In that respect the Russian pseudo-patriotic “militarists” are no different from the Right Sector. The only difference is one world. Change Ukrainian to Russian and you won’t see a difference. Their methods–naked violence, the refusal to recognize constitutional freedoms, and terror–are identical, and should Russian “militarists” ever take power, the result will be just like in Ukraine and even (considering Russia’s size and diversity) even worse.

Russian authorities have given no reason in the last 15 years to suspect it of sentimentality, incompetence, or short-sightedness. As I already wrote, Putin has always reacted instantaneously and decisively in response to any actual threats. Liberals today are marginalized and weak.
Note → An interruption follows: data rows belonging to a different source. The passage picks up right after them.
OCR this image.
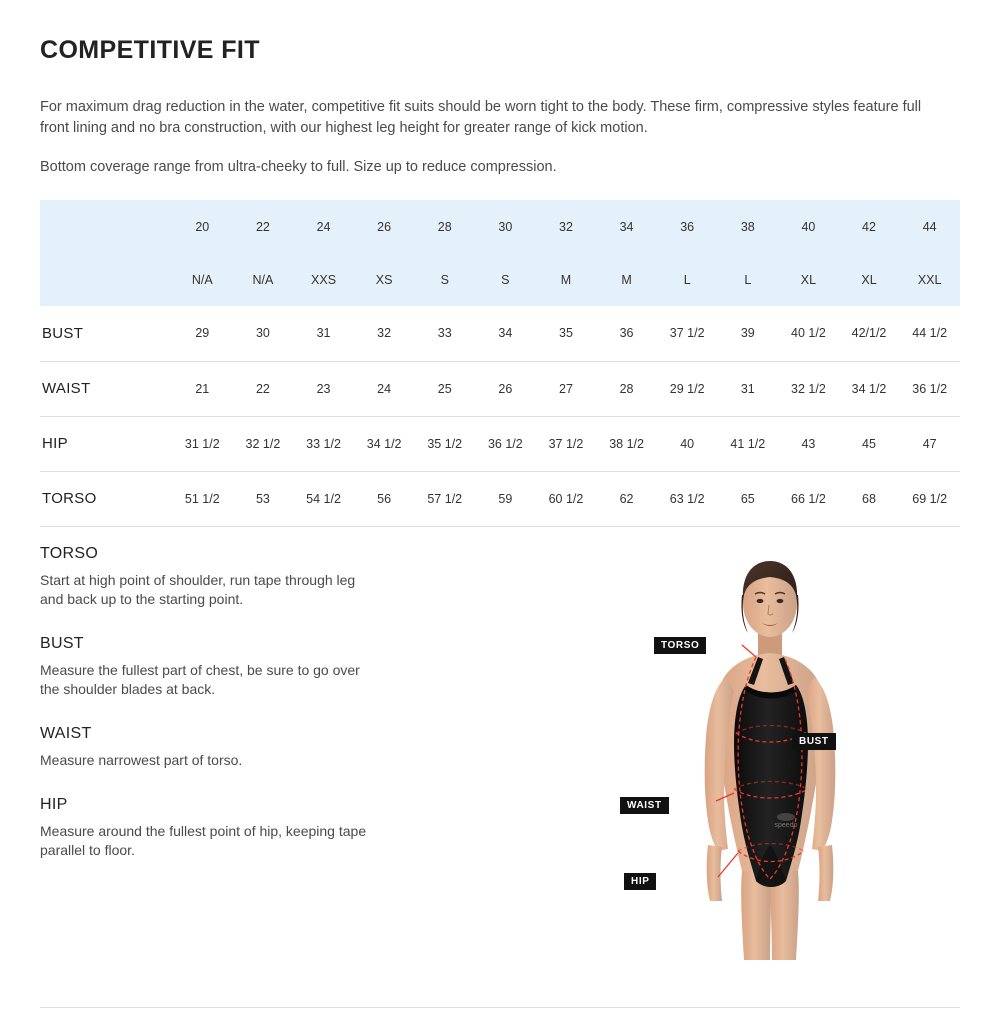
COMPETITIVE FIT

For maximum drag reduction in the water, competitive fit suits should be worn tight to the body. These firm, compressive styles feature full front lining and no bra construction, with our highest leg height for greater range of kick motion.

Bottom coverage range from ultra-cheeky to full. Size up to reduce compression.

	20	22	24	26	28	30	32	34	36	38	40	42	44
	N/A	N/A	XXS	XS	S	S	M	M	L	L	XL	XL	XXL
BUST	29	30	31	32	33	34	35	36	37 1/2	39	40 1/2	42/1/2	44 1/2
WAIST	21	22	23	24	25	26	27	28	29 1/2	31	32 1/2	34 1/2	36 1/2
HIP	31 1/2	32 1/2	33 1/2	34 1/2	35 1/2	36 1/2	37 1/2	38 1/2	40	41 1/2	43	45	47
TORSO	51 1/2	53	54 1/2	56	57 1/2	59	60 1/2	62	63 1/2	65	66 1/2	68	69 1/2
TORSO
Start at high point of shoulder, run tape through leg and back up to the starting point.
BUST
Measure the fullest part of chest, be sure to go over the shoulder blades at back.
WAIST
Measure narrowest part of torso.
HIP
Measure around the fullest point of hip, keeping tape parallel to floor.
speedo
TORSO
BUST
WAIST
HIP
What is more, any liberal pro-US activity actually benefits the militarists because it validates their thesis that harsh measures are necessary. It’s no coincidence the liberals and militarists often turn up at the same events.

At the same time the militarists are laying claim not to power itself but to the exclusive right to dictate to the authorities what they ought to be doing. Willingly or unwillingly, the “militarists” are violating the pact, they are rising against the policy of national compromise whose destruction would lead to a civil war and the destruction of the Russian state.

It’s not hard for me to guess who is in greater danger of being targeted by the government’s stabilization (and, in actuality, anti-Maidan) measures. Because only patriots jump on the Maidan. And everyone is for the national interests. No “fifth columnists” are invited. Everyone else, all those who don’t support the Maidan are the “fifth column.” Incidentally, the students at Tiananmen had the best of intentions.

Something tells me that if Putin is forced to choose between Gorbachev’s and Deng Xiaoping’s methods, he will easily follow in the footsteps of the late Chinese wise man. But Russia dearly needs internal stability, and even a rapid destruction of even the most harmful “militarist” opposition is also a form of destabilization. Therefore it would be preferable to avoid using measures against the “militarists” which the militarists right now want used against their opponents.